Millions of Americans joined unions, giving them unprecedented bargaining power, which led to steady wage increases and fueled an explosion of productivity that supported higher incomes for all Americans, not just those at the top.”
Indeed, the decline of the union movement seems to have contributed to our current sad economic state. Fabricio Rodriguez of Jobs with Justice in Philadelphia says that, “The resources have gotten piled so heavily on the upper echelons of the economy that it finally just tipped over.”
Rodriguez continues,
“We think in order to reverse that trend, in order to create a stable base to the economy, where working people can actually accumulate wealth over time and have some security, we have to create policies that encourage strength in working people. We think the best manifestation of that are labor unions, where working people set their own agenda.”
Price notes that anger at the rich during the crisis plays a part:
“To have the voices which are opposed to increased unionization discredited by their role in the economic crisis probably helped strengthen support for unions during the Great Depression and will probably help make passage of EFCA more likely today.”
He even points out that unions can benefit small businesses and help them compete with larger companies:
“Small employers have a hard time providing health care in part because as small employers they get charged higher premiums by insurance companies. Participating in a union health plan allows those employers to have premiums which are similar to those charged to big employers because the union covers multiple employers and thus the number of workers covered is similar to what you would find at a larger employer.”
Still, the anti-EFCA lobby is large and it seems to be working. Pennsylvania Republican Senator Arlen Specter, formerly a sponsor of EFCA, said yesterday that he would not vote to end a filibuster on the bill.
The AFL-CIO and progressive writers immediately responded, calling Specter’s concerns about the timing of the bill what they were: cover for his real reasoning. Specter faces a tough reelection fight in 2010, facing both a Republican primary challenge and no doubt, a tough Democratic contender in a state that voted decisively for President Obama. Unions had offered him support if he would support EFCA, and Pennsylvania is one of the top 5 states in the country as far as union membership is concerned, but the fundraising would no doubt be higher from the business lobbyists pressing him to vote against it.
Rodriguez says,
“It is a huge disappointment. In 2007 Specter said that he would vote for cloture. He did not say that he supported it or opposed it. He did affirm that there are massive problems with labor law and that this fact needed to be debated. Labor law has not changed since then. The only thing that has changed is that Americans are demanding a fairer economy. The Employee Free Choice Act is a major economic reform that would do just that and now Senator Specter doesn’t even want to debate the issue?”

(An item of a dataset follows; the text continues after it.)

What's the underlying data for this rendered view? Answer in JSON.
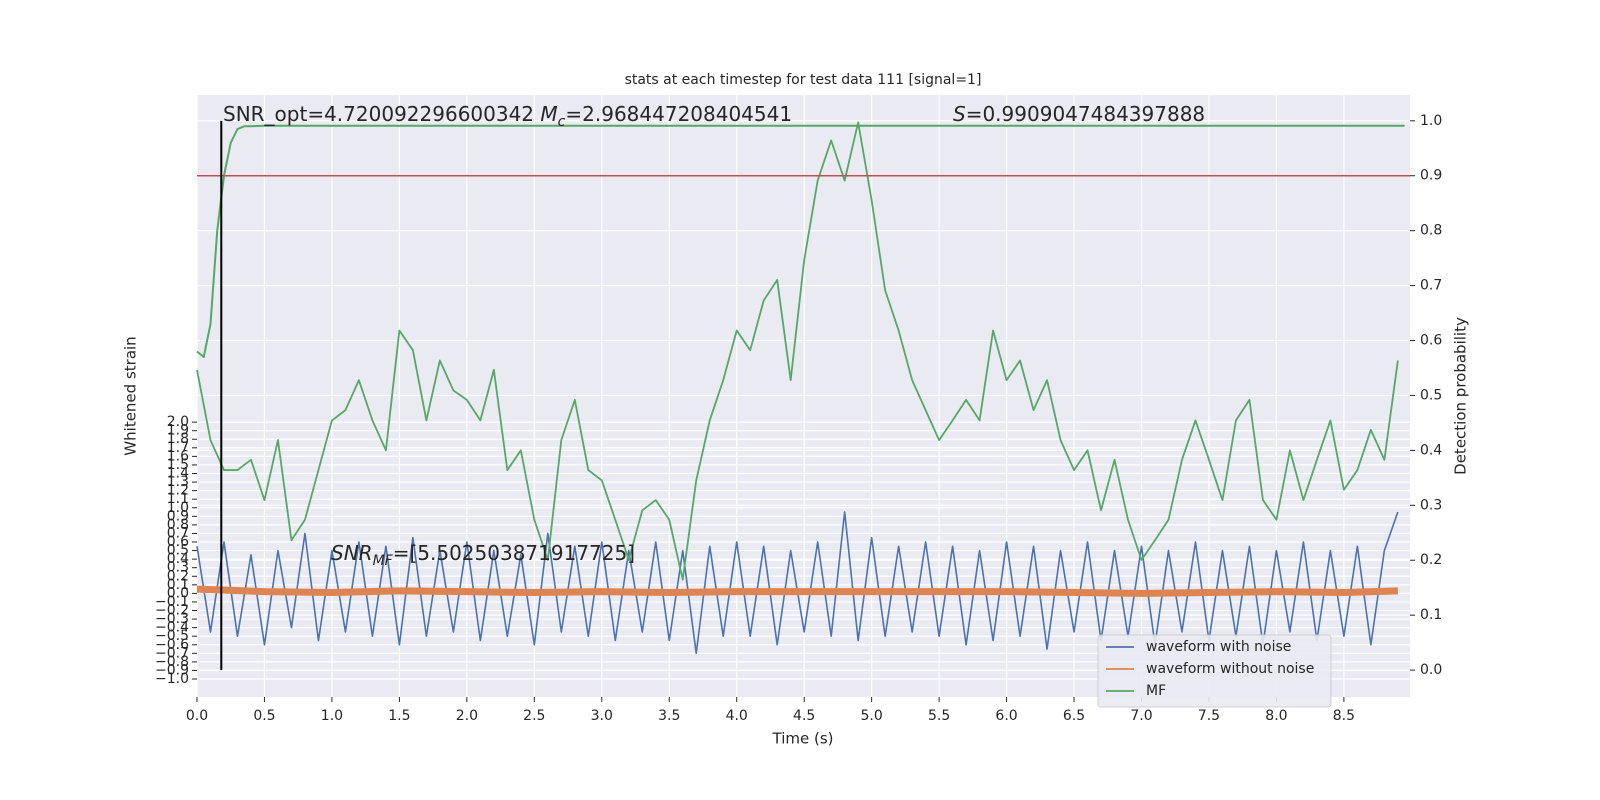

The fight isn’t over. Harry Reid noted that other Republicans might be open to working with the bill, and Keystone Progress is already organizing more pressure on Specter to get him to change his mind.
After all, as Rodriguez says, “Wealth is what really should define the middle class, and wealth is stability, and that’s power. We have negative wealth in this country.”
A stronger union movement would help create that stability and power for the working class, and now is not the time to give up or put off the fight.